Copper(II)-Catalyzed Atom and Step Economical Late Stage Functionalisation of Bioactive Compounds

铜（II）催化原子和生物活性化合物的经济后期功能化

• 批准号: 2889449
• 金额: --
• 依托单位: University of Sussex
• 依托单位国家: 英国
• 项目类别: Studentship
• 财政年份: 2023
• 资助国家: 英国
• 起止时间: 2023 至 无数据
• 项目状态: 未结题
• 来源: https://gtr.ukri.org/projects?ref=studentship-2889449
• 关键词: Copper; II; Catalyzed; Atom; Step

Synthetic chemists have always been fascinated with creating molecular complexity from readilyavailable starting materials.The typical cost of developing a drug is over 2 billion USD,and the timerequired to reach the market is approximately 14 years. With a very high attrition rate, faster, moreeconomical processes for creating these entities are welcome. Selective processes that lead to thecorrect shape of the drug ensure that it fits correctly in its 3D-biological chiral protein target. Moreover,drugs need to be made on a large scale.We have recently described a series of metal catalysedmulticomponent reactions that are "atom economical", using all atoms to create complicatedarchitectures with 3D shapes, to complement the complexity of protein targets.Moreover, the catalyticnature ensures that energy use, waste production, solvent use are minimal, so have the potential forlargescale production. Also, the catalysts are very easy to make and are stable in air, making themreadily available and scalable, and the fact that we can monitor and optimise new reactions withoutrequiring expensive inert gases. We aim to demonstrate that these catalytic reactions have real-worldapplications as in the design of PROTAC (proteolysis targeting chimeras) molecules for targeted proteindegradation, an area of intense current academic and commercial interest.

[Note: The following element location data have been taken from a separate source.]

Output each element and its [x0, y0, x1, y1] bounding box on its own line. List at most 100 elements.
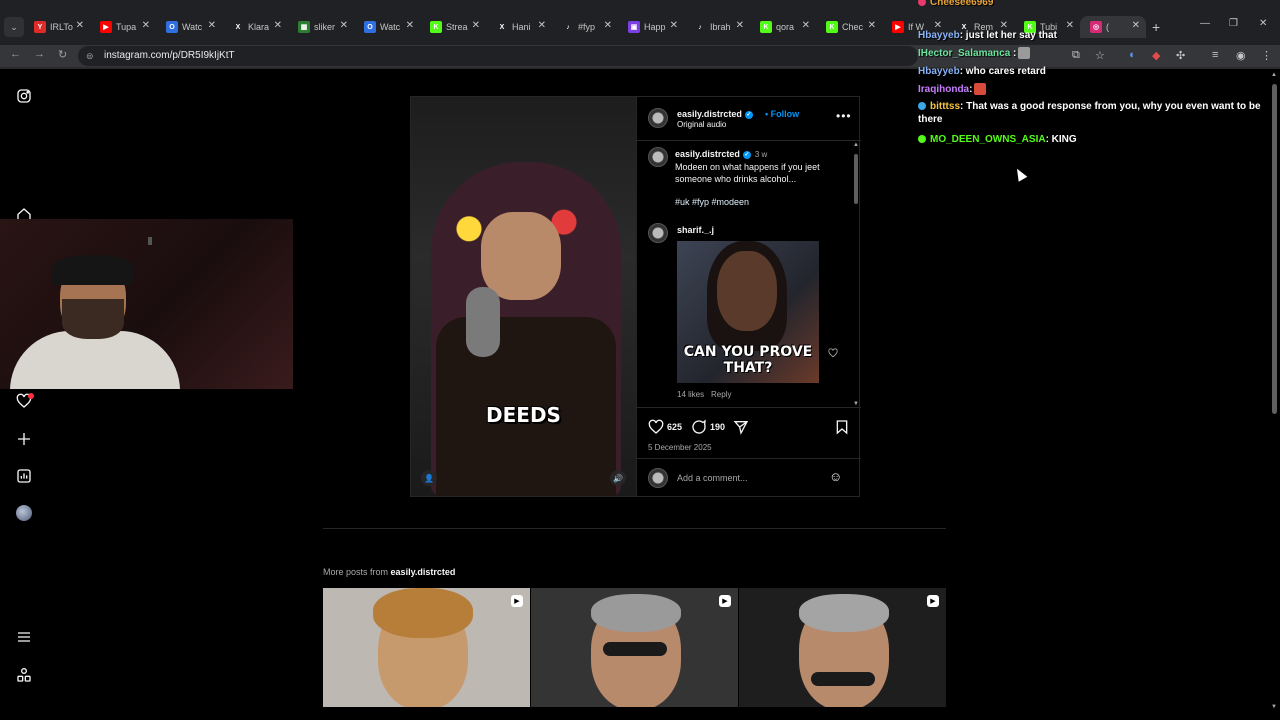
volume-icon[interactable]: 🔊	[610, 470, 626, 486]
also-from-meta-icon[interactable]	[16, 667, 32, 683]
url-text[interactable]: instagram.com/p/DR5I9kIjKtT	[104, 50, 235, 61]
browser-tab[interactable]: ♪ Ibrah ✕	[684, 16, 750, 38]
window-close-icon[interactable]: ✕	[1259, 18, 1267, 29]
author-avatar[interactable]	[648, 108, 668, 128]
thumb-sunglasses	[811, 672, 875, 686]
chat-badge-icon	[918, 0, 926, 7]
hashtags[interactable]: #uk #fyp #modeen	[675, 197, 749, 207]
tab-close-icon[interactable]: ✕	[340, 20, 348, 31]
forward-icon[interactable]: →	[34, 48, 45, 60]
dashboard-icon[interactable]	[16, 468, 32, 484]
tab-close-icon[interactable]: ✕	[76, 20, 84, 31]
caption-author-avatar[interactable]	[648, 147, 668, 167]
browser-tab[interactable]: K Chec ✕	[816, 16, 882, 38]
chat-text: :	[1010, 48, 1017, 59]
chat-username[interactable]: Hbayyeb	[918, 66, 960, 77]
comment-likes[interactable]: 14 likes	[677, 390, 704, 399]
instagram-logo-icon[interactable]	[16, 88, 32, 104]
tab-search-button[interactable]: ⌄	[4, 17, 24, 37]
site-info-icon[interactable]: ⊜	[86, 51, 96, 61]
post-thumbnail[interactable]: ▶	[323, 588, 530, 707]
chat-message: Hbayyeb: just let her say that	[918, 29, 1263, 42]
add-comment-input[interactable]: Add a comment...	[677, 473, 748, 483]
like-icon[interactable]	[648, 419, 664, 435]
reply-button[interactable]: Reply	[711, 390, 731, 399]
chat-username[interactable]: Iraqihonda	[918, 84, 969, 95]
page-scrollbar[interactable]: ▲ ▼	[1270, 70, 1278, 710]
gif-caption: CAN YOU PROVE THAT?	[683, 344, 813, 376]
tab-close-icon[interactable]: ✕	[538, 20, 546, 31]
instagram-post: DEEDS 👤 🔊 easily.distrcted ✓ • Follow Ori…	[410, 96, 861, 497]
tab-favicon-icon: ▣	[628, 21, 640, 33]
maximize-icon[interactable]: ❐	[1229, 18, 1238, 29]
tab-label: Tupa	[116, 22, 137, 32]
video-microphone	[466, 287, 500, 357]
audio-label[interactable]: Original audio	[677, 120, 726, 129]
share-icon[interactable]	[733, 419, 749, 435]
comment-author[interactable]: sharif._.j	[677, 225, 714, 235]
browser-tab[interactable]: ▣ Happ ✕	[618, 16, 684, 38]
tagged-user-icon[interactable]: 👤	[421, 470, 437, 486]
profile-avatar[interactable]	[16, 505, 32, 521]
browser-tab[interactable]: O Watc ✕	[354, 16, 420, 38]
tab-close-icon[interactable]: ✕	[604, 20, 612, 31]
scroll-up-icon[interactable]: ▲	[853, 142, 859, 148]
webcam-background	[148, 237, 152, 245]
comments-scrollbar[interactable]: ▲ ▼	[852, 142, 859, 407]
browser-tab[interactable]: Y IRLTo ✕	[24, 16, 90, 38]
reel-icon: ▶	[719, 595, 731, 607]
caption-author[interactable]: easily.distrcted ✓ 3 w	[675, 149, 767, 159]
chat-username[interactable]: IHector_Salamanca	[918, 48, 1010, 59]
tab-close-icon[interactable]: ✕	[802, 20, 810, 31]
comment-icon[interactable]	[691, 419, 707, 435]
reel-icon: ▶	[511, 595, 523, 607]
save-bookmark-icon[interactable]	[834, 419, 850, 435]
address-bar[interactable]: ⊜ instagram.com/p/DR5I9kIjKtT	[78, 46, 918, 66]
tab-close-icon[interactable]: ✕	[472, 20, 480, 31]
tab-close-icon[interactable]: ✕	[406, 20, 414, 31]
page-scroll-up-icon[interactable]: ▲	[1271, 72, 1277, 78]
minimize-icon[interactable]: —	[1200, 18, 1210, 29]
post-thumbnail[interactable]: ▶	[739, 588, 946, 707]
more-menu-icon[interactable]	[16, 629, 32, 645]
comments-scroll-thumb[interactable]	[854, 154, 858, 204]
tab-close-icon[interactable]: ✕	[868, 20, 876, 31]
likes-count[interactable]: 625	[667, 422, 682, 432]
chat-username[interactable]: Hbayyeb	[918, 30, 960, 41]
browser-tab[interactable]: ♪ #fyp ✕	[552, 16, 618, 38]
tab-close-icon[interactable]: ✕	[274, 20, 282, 31]
follow-button[interactable]: • Follow	[765, 109, 799, 119]
browser-tab[interactable]: O Watc ✕	[156, 16, 222, 38]
page-scroll-down-icon[interactable]: ▼	[1271, 704, 1277, 710]
tab-close-icon[interactable]: ✕	[670, 20, 678, 31]
commenter-avatar[interactable]	[648, 223, 668, 243]
browser-tab[interactable]: ▦ sliker ✕	[288, 16, 354, 38]
comment-like-icon[interactable]	[828, 347, 838, 358]
browser-tab[interactable]: K Strea ✕	[420, 16, 486, 38]
chat-username[interactable]: Cheesee6969	[930, 0, 993, 8]
create-plus-icon[interactable]	[16, 431, 32, 447]
post-date[interactable]: 5 December 2025	[648, 443, 712, 452]
tab-close-icon[interactable]: ✕	[142, 20, 150, 31]
tab-close-icon[interactable]: ✕	[208, 20, 216, 31]
tab-label: IRLTo	[50, 22, 73, 32]
reload-icon[interactable]: ↻	[58, 48, 67, 61]
emoji-icon[interactable]: ☺	[829, 469, 842, 484]
more-options-icon[interactable]: •••	[836, 109, 852, 123]
browser-tab[interactable]: X Klara ✕	[222, 16, 288, 38]
comments-count[interactable]: 190	[710, 422, 725, 432]
browser-tab[interactable]: X Hani ✕	[486, 16, 552, 38]
tab-label: Chec	[842, 22, 864, 32]
browser-tab[interactable]: Kqora ✕	[750, 16, 816, 38]
post-thumbnail[interactable]: ▶	[531, 588, 738, 707]
post-video[interactable]: DEEDS 👤 🔊	[411, 97, 636, 496]
chat-username[interactable]: bitttss	[930, 101, 960, 112]
chat-username[interactable]: MO_DEEN_OWNS_ASIA	[930, 134, 1046, 145]
comments-section[interactable]: easily.distrcted ✓ 3 w Modeen on what happ…	[637, 142, 861, 407]
page-scroll-thumb[interactable]	[1272, 84, 1277, 414]
back-icon[interactable]: ←	[10, 48, 21, 60]
browser-tab[interactable]: ▶ Tupa ✕	[90, 16, 156, 38]
more-posts-user[interactable]: easily.distrcted	[391, 567, 456, 577]
post-author[interactable]: easily.distrcted ✓	[677, 109, 753, 119]
tab-close-icon[interactable]: ✕	[736, 20, 744, 31]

PROTACs induce theubiquitination machinery to tag a protein for recycling by the proteasome. Structurally guided drug designand biological assays can form a feedback loop to our synthetic chemistry where we can optimise thePROTACs to improve their selectivity and properties, such as solubility, permeability,and stability.Thesefindings will profoundly influence the design and optimisation of PROTACs andlinker chemistry ingeneral, and the combination of academic groups with leading UK industrial partners will enable us toattain our goals.

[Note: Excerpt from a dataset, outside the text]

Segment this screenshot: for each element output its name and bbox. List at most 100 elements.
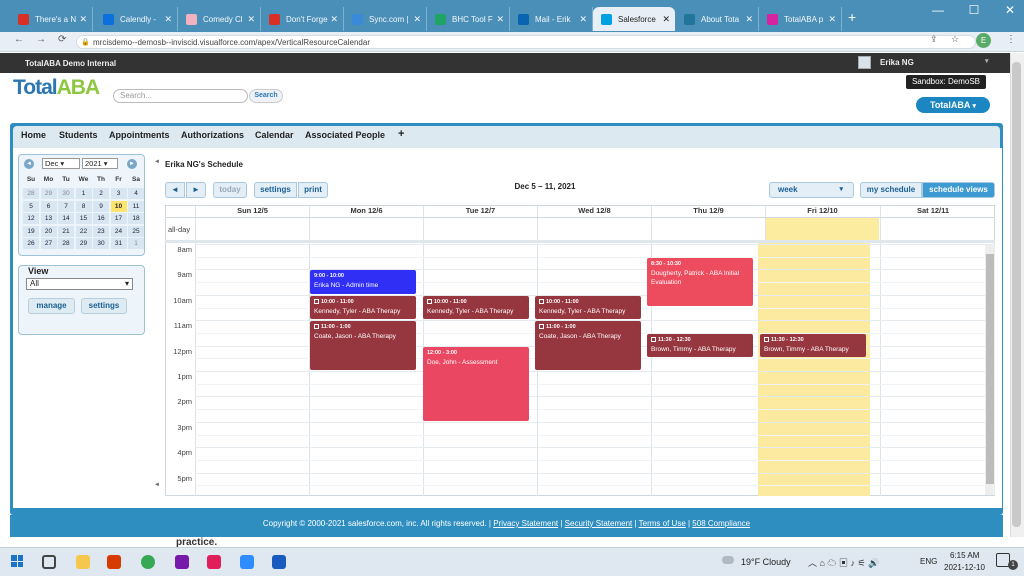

合成化学家一直热衷于从现成的起始材料中创造分子复杂性。开发一种药物的典型成本超过20亿美元，进入市场所需的时间约为14年。由于损耗率非常高，因此更快、更经济的创建这些实体的过程受到欢迎。导致药物正确形状的选择性过程确保它正确地适合其3D生物手性蛋白质靶标。此外，药物需要大规模生产。我们最近描述了一系列“原子经济”的金属催化多组分反应，使用所有原子来创建具有3D形状的复杂结构，以补充蛋白质靶标的复杂性。此外，催化性质确保能源消耗，废物产生，溶剂使用最小，因此具有大规模生产的潜力。此外，催化剂非常容易制造，在空气中稳定，使其易于获得和可扩展，并且我们可以监控和优化新反应而无需昂贵的惰性气体。我们的目标是证明这些催化反应具有现实世界的应用程序，如在PROTAC（蛋白质水解靶向嵌合体）分子的设计，有针对性的蛋白降解，目前激烈的学术和商业利益的一个领域。PROTAC诱导泛素化机制标记蛋白质，以便通过蛋白酶体进行回收。结构导向药物设计和生物分析可以形成一个反馈回路，我们可以优化PROTAC，以提高其选择性和性能，如溶解性，渗透性和稳定性。这些发现将深刻影响PROTAC和连接剂化学的设计和优化，一般，学术团体与领先的英国工业合作伙伴的结合将使我们能够实现我们的目标。